Cross-border E-commerce in China Is Driving the Industry Forward


Cross-border e-commerce is growing in popularity in China. The growth rate of China’s cross-border e-commerce has been higher than the total amount of imports and exports in spite of the slowdown of global trade, which means that the penetration of cross-border e-commerce in import and export trade has been very high.

According to China’s Ministry of Commerce, Cross-border E-commerce in China reached CNY6.5 trillion (US$1.02 trillion) in 2016, accounting for 20 percent of China’s foreign trade. Thanks to an increase in disposable income and demand for high quality and authentic products among consumers in China, cross-border e-commerce will continue to grow annually at over 30 percent in the next few years, becoming a new growth point for the e-commerce industry in China.
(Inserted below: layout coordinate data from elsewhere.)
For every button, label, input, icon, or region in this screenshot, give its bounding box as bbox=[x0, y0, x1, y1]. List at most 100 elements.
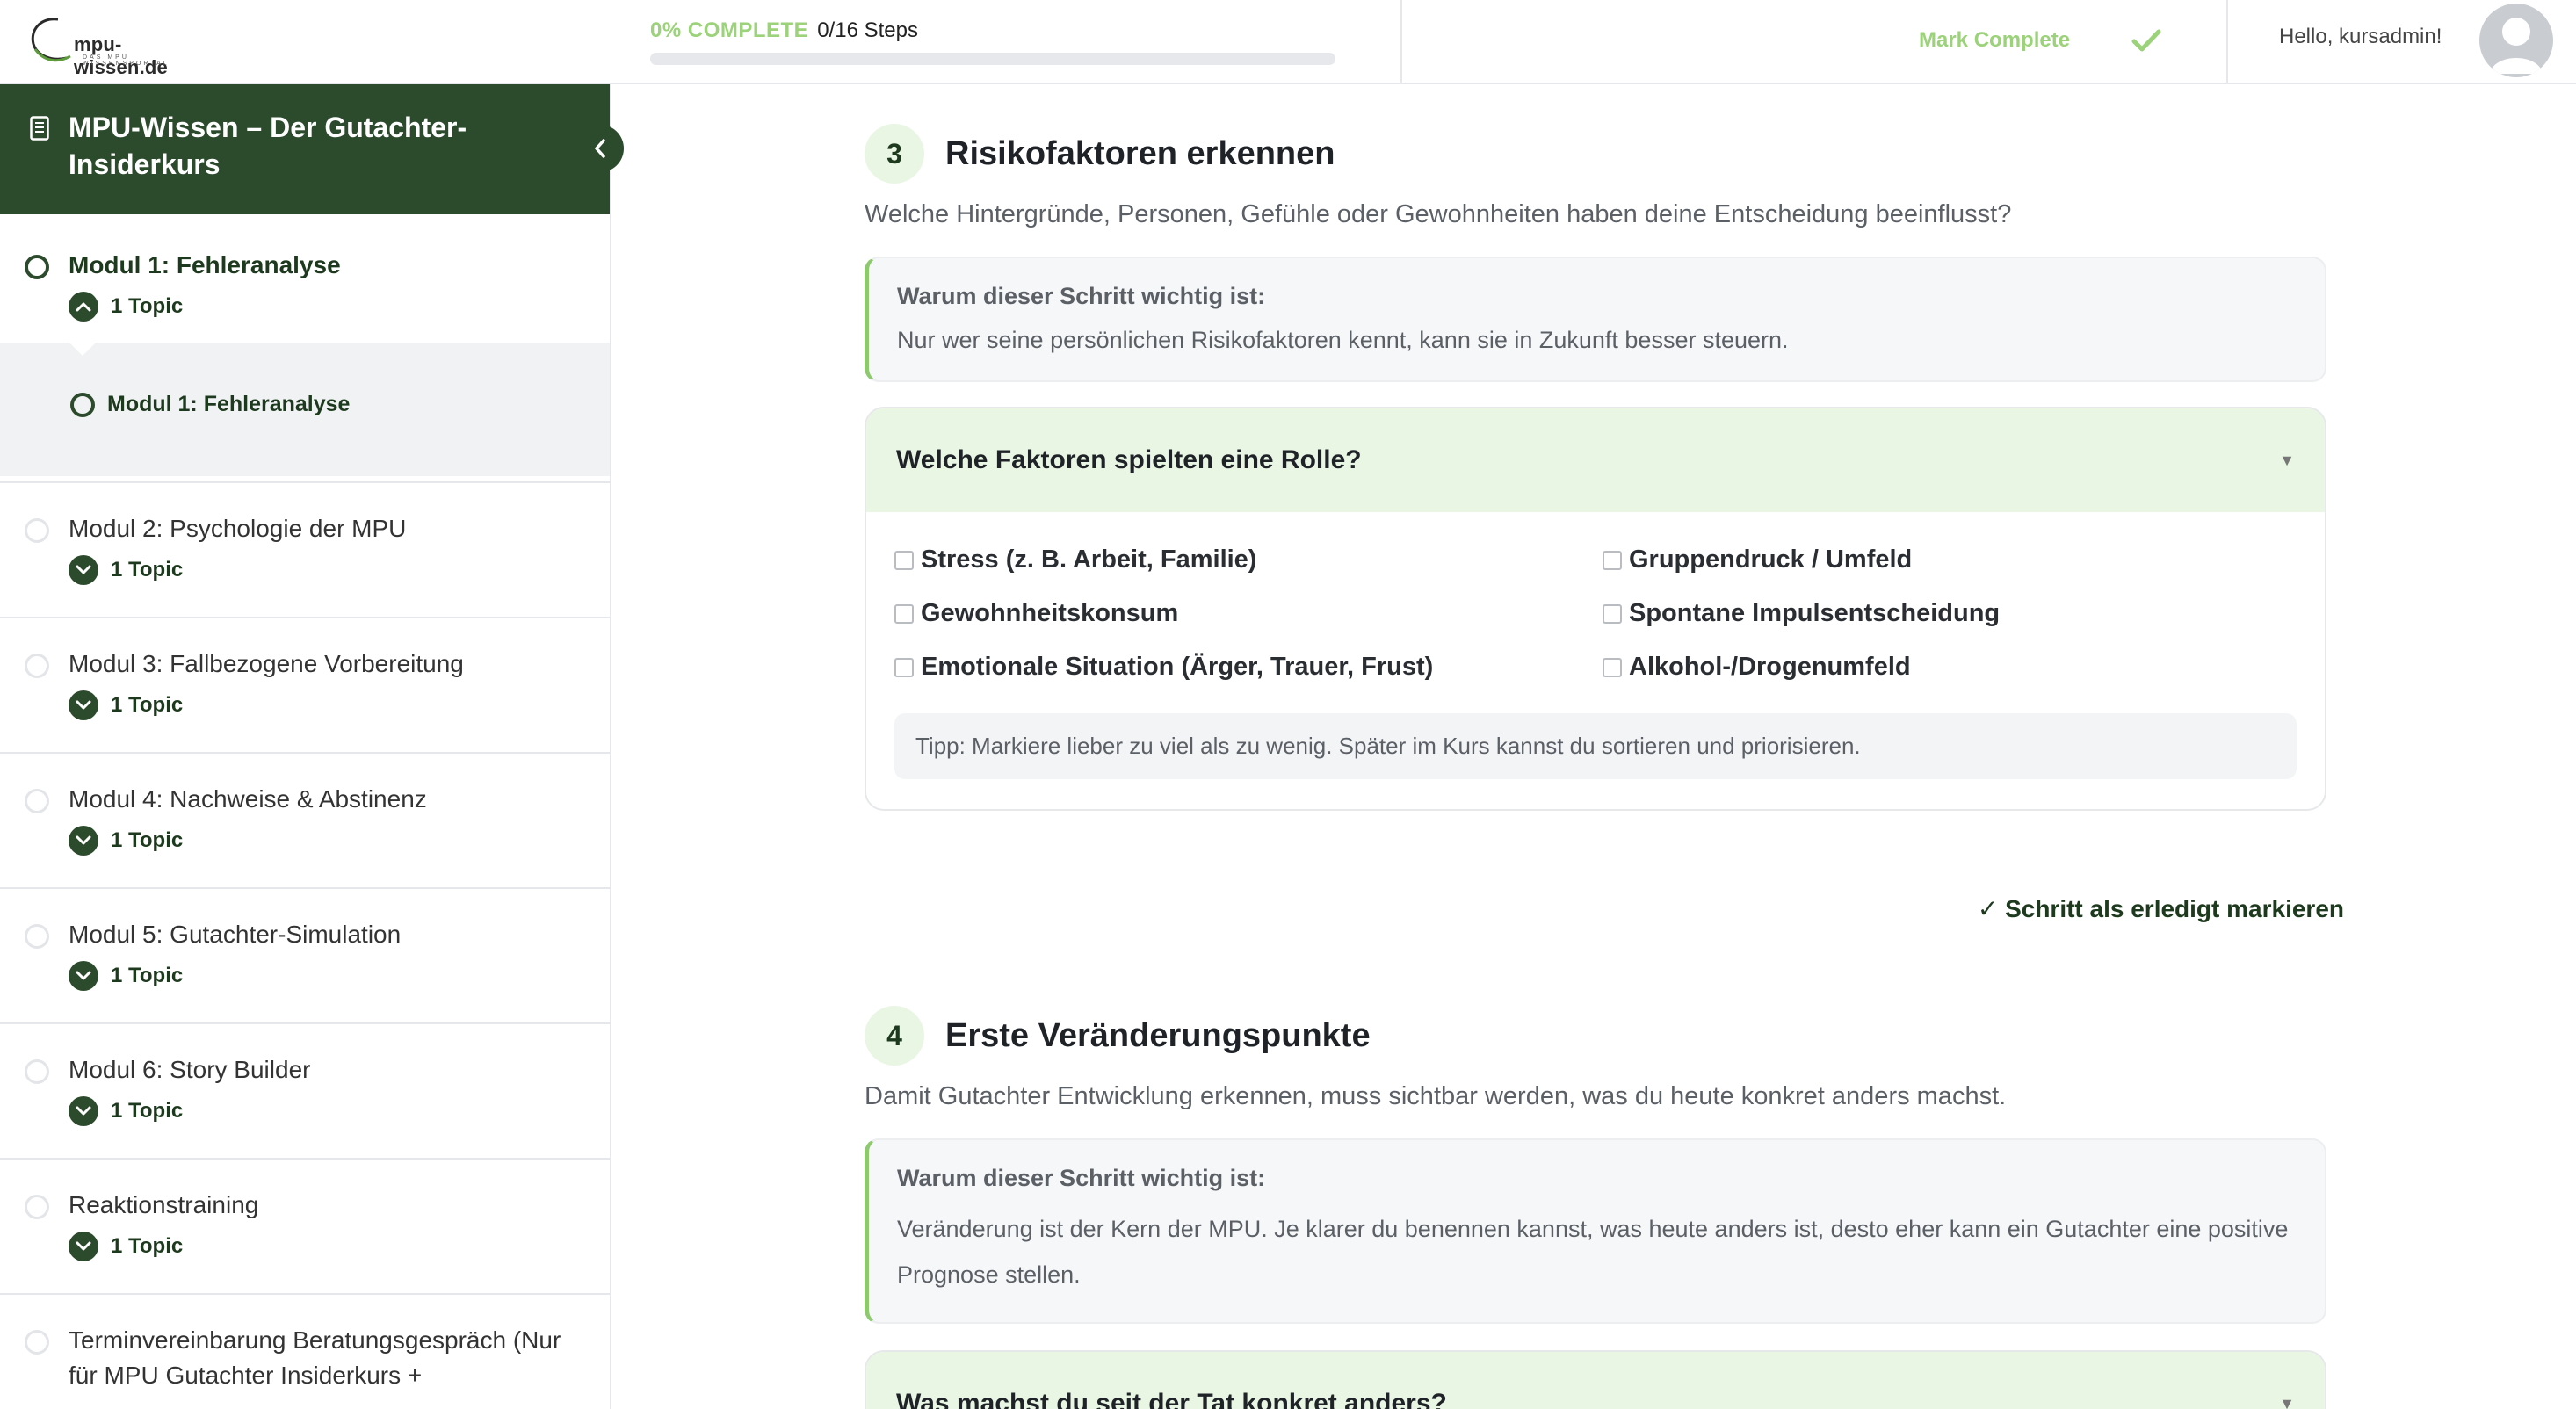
module-status-icon bbox=[25, 789, 49, 813]
site-logo[interactable]: mpu-wissen.de DAS MPU WISSENSPORTAL bbox=[28, 11, 195, 78]
why-title: Warum dieser Schritt wichtig ist: bbox=[897, 283, 1266, 309]
step-title: Erste Veränderungspunkte bbox=[945, 1016, 1371, 1054]
checkbox-icon[interactable] bbox=[1603, 603, 1622, 624]
avatar[interactable] bbox=[2479, 4, 2553, 77]
sidebar-module-3: Modul 3: Fallbezogene Vorbereitung 1 Top… bbox=[0, 618, 610, 754]
topic-toggle[interactable]: 1 Topic bbox=[69, 1096, 575, 1126]
book-icon bbox=[30, 116, 49, 141]
topic-toggle[interactable]: 1 Topic bbox=[69, 690, 575, 720]
caret-down-icon: ▼ bbox=[2279, 451, 2295, 469]
topic-toggle[interactable]: 1 Topic bbox=[69, 961, 575, 991]
course-header: MPU-Wissen – Der Gutachter-Insiderkurs bbox=[0, 84, 610, 214]
module-status-icon bbox=[25, 924, 49, 949]
why-text: Nur wer seine persönlichen Risikofaktore… bbox=[897, 327, 1789, 353]
header-divider bbox=[1400, 0, 1402, 84]
module-status-icon bbox=[25, 1195, 49, 1219]
user-silhouette-icon bbox=[2490, 18, 2543, 74]
mark-complete-button[interactable]: Mark Complete bbox=[1919, 23, 2161, 58]
module-status-icon bbox=[25, 518, 49, 543]
module-title[interactable]: Modul 2: Psychologie der MPU bbox=[69, 511, 575, 546]
factors-accordion: Welche Faktoren spielten eine Rolle? ▼ S… bbox=[865, 407, 2326, 811]
topic-count: 1 Topic bbox=[111, 558, 184, 582]
step-number: 3 bbox=[865, 124, 924, 184]
user-greeting: Hello, kursadmin! bbox=[2279, 25, 2442, 48]
chevron-down-icon bbox=[69, 961, 98, 991]
checkbox-icon[interactable] bbox=[1603, 550, 1622, 570]
module-status-icon bbox=[25, 1330, 49, 1355]
chevron-down-icon bbox=[69, 1232, 98, 1261]
mark-step-done-button[interactable]: ✓ Schritt als erledigt markieren bbox=[1978, 894, 2344, 923]
topic-count: 1 Topic bbox=[111, 964, 184, 987]
header-divider bbox=[2226, 0, 2228, 84]
step-description: Damit Gutachter Entwicklung erkennen, mu… bbox=[865, 1082, 2007, 1110]
chevron-down-icon bbox=[69, 690, 98, 720]
topic-item[interactable]: Modul 1: Fehleranalyse bbox=[70, 392, 350, 417]
module-status-icon bbox=[25, 255, 49, 279]
checkbox-icon[interactable] bbox=[894, 603, 914, 624]
module-title[interactable]: Terminvereinbarung Beratungsgespräch (Nu… bbox=[69, 1323, 583, 1393]
accordion-header[interactable]: Welche Faktoren spielten eine Rolle? ▼ bbox=[866, 408, 2325, 512]
chevron-down-icon bbox=[69, 1096, 98, 1126]
topic-toggle[interactable]: 1 Topic bbox=[69, 292, 575, 322]
why-important-box: Warum dieser Schritt wichtig ist: Veränd… bbox=[865, 1138, 2326, 1324]
module-title[interactable]: Modul 5: Gutachter-Simulation bbox=[69, 917, 575, 952]
module-status-icon bbox=[25, 1059, 49, 1084]
factor-checkbox-stress[interactable]: Stress (z. B. Arbeit, Familie) bbox=[894, 546, 1603, 574]
topic-count: 1 Topic bbox=[111, 294, 184, 318]
chevron-left-icon bbox=[595, 139, 605, 158]
why-title: Warum dieser Schritt wichtig ist: bbox=[897, 1165, 1266, 1191]
course-title[interactable]: MPU-Wissen – Der Gutachter-Insiderkurs bbox=[69, 109, 575, 183]
course-sidebar: MPU-Wissen – Der Gutachter-Insiderkurs M… bbox=[0, 84, 611, 1409]
lesson-content: 3 Risikofaktoren erkennen Welche Hinterg… bbox=[613, 84, 2576, 1409]
sidebar-module-6: Modul 6: Story Builder 1 Topic bbox=[0, 1024, 610, 1160]
topic-toggle[interactable]: 1 Topic bbox=[69, 1232, 575, 1261]
factor-checkbox-umfeld[interactable]: Alkohol-/Drogenumfeld bbox=[1603, 653, 2297, 682]
factor-checkbox-impuls[interactable]: Spontane Impulsentscheidung bbox=[1603, 599, 2297, 628]
topic-toggle[interactable]: 1 Topic bbox=[69, 826, 575, 856]
topic-toggle[interactable]: 1 Topic bbox=[69, 555, 575, 585]
checkmark-icon bbox=[2131, 29, 2161, 52]
step-description: Welche Hintergründe, Personen, Gefühle o… bbox=[865, 200, 2012, 228]
sidebar-module-2: Modul 2: Psychologie der MPU 1 Topic bbox=[0, 483, 610, 618]
topic-status-icon bbox=[70, 392, 95, 417]
factor-checkbox-emotion[interactable]: Emotionale Situation (Ärger, Trauer, Fru… bbox=[894, 653, 1603, 682]
checkbox-icon[interactable] bbox=[894, 657, 914, 677]
factor-checkbox-gewohnheit[interactable]: Gewohnheitskonsum bbox=[894, 599, 1603, 628]
module-title[interactable]: Modul 4: Nachweise & Abstinenz bbox=[69, 782, 575, 817]
step-section-4: 4 Erste Veränderungspunkte Damit Gutacht… bbox=[865, 1005, 2326, 1409]
checkbox-icon[interactable] bbox=[1603, 657, 1622, 677]
chevron-down-icon bbox=[69, 826, 98, 856]
step-title: Risikofaktoren erkennen bbox=[945, 134, 1335, 172]
module-row[interactable]: Modul 1: Fehleranalyse 1 Topic bbox=[0, 214, 610, 322]
progress-bar bbox=[650, 53, 1335, 65]
topic-label: Modul 1: Fehleranalyse bbox=[107, 392, 351, 416]
topic-list: Modul 1: Fehleranalyse bbox=[0, 342, 610, 476]
sidebar-module-terminvereinbarung: Terminvereinbarung Beratungsgespräch (Nu… bbox=[0, 1295, 610, 1409]
module-title[interactable]: Modul 3: Fallbezogene Vorbereitung bbox=[69, 647, 575, 682]
logo-swoosh-icon bbox=[31, 18, 71, 62]
accordion-title: Welche Faktoren spielten eine Rolle? bbox=[896, 445, 1362, 474]
why-important-box: Warum dieser Schritt wichtig ist: Nur we… bbox=[865, 257, 2326, 382]
checkbox-icon[interactable] bbox=[894, 550, 914, 570]
topic-count: 1 Topic bbox=[111, 1099, 184, 1123]
sidebar-module-4: Modul 4: Nachweise & Abstinenz 1 Topic bbox=[0, 754, 610, 889]
module-status-icon bbox=[25, 654, 49, 678]
sidebar-module-1: Modul 1: Fehleranalyse 1 Topic Modul 1: … bbox=[0, 214, 610, 483]
caret-down-icon: ▼ bbox=[2279, 1394, 2295, 1409]
chevron-down-icon bbox=[69, 555, 98, 585]
accordion-header[interactable]: Was machst du seit der Tat konkret ander… bbox=[866, 1352, 2325, 1409]
chevron-up-icon bbox=[69, 292, 98, 322]
sidebar-module-reaktionstraining: Reaktionstraining 1 Topic bbox=[0, 1160, 610, 1295]
module-title[interactable]: Modul 1: Fehleranalyse bbox=[69, 248, 575, 283]
progress-steps: 0/16 Steps bbox=[817, 18, 918, 42]
step-section-3: 3 Risikofaktoren erkennen Welche Hinterg… bbox=[865, 123, 2326, 811]
logo-subtitle: DAS MPU WISSENSPORTAL bbox=[83, 54, 170, 67]
why-text: Veränderung ist der Kern der MPU. Je kla… bbox=[897, 1216, 2289, 1288]
module-title[interactable]: Reaktionstraining bbox=[69, 1188, 575, 1223]
module-title[interactable]: Modul 6: Story Builder bbox=[69, 1052, 575, 1087]
tip-box: Tipp: Markiere lieber zu viel als zu wen… bbox=[894, 713, 2297, 779]
factor-checkbox-gruppendruck[interactable]: Gruppendruck / Umfeld bbox=[1603, 546, 2297, 574]
collapse-sidebar-button[interactable] bbox=[576, 125, 624, 172]
mark-complete-label: Mark Complete bbox=[1919, 28, 2071, 52]
topic-count: 1 Topic bbox=[111, 693, 184, 717]
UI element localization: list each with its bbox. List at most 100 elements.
By 2020, a quarter of the population, amounting to more than half of all digital buyers, will be shopping either directly on foreign-based sites or through third parties. China is poised to become the largest cross-border B2C market by 2020.

It’s possible for many international brands to sell their products directly to China’s digital shoppers and break into the market through Tmall Global and other B2C platforms. For consumers who want to buy foreign goods which are very expensive or hard to access in China, Cross-border e-commerce may be the best channel for them. Some specific categories of foreign goods such as milk powder, diapers and pet food are particularly favored by Chinese consumers, perceiving them to be of higher quality and more trustworthy. Let’s have a look at some major drivers of cross-border e-commerce in China:

1.     Technical Development

Cross-border e-commerce market in China is in the process of upgrading due to the rise and development of Internet, cloud computing, and intelligent terminal, optimization of payment and logistics system.

2.     Consumption Upgrade

In 2020, the number of middle-and upper-middle-class families in China was estimated to be about 0.2 billion, meaning that there will be more demands on foreign clothing and gadgets not yet available in China. Goods that traditional “bricks or clicks” merchants seldomly sell will be of great popularity.

3.     Industry Support

The number of small and medium-sized enterprises focusing on foreign trade in China was about 5 million, occupying 60% of total imports and exports. Moreover, cross-border E-commerce has now become an important way to develop foreign trade and to promote the Belt and Road initiative.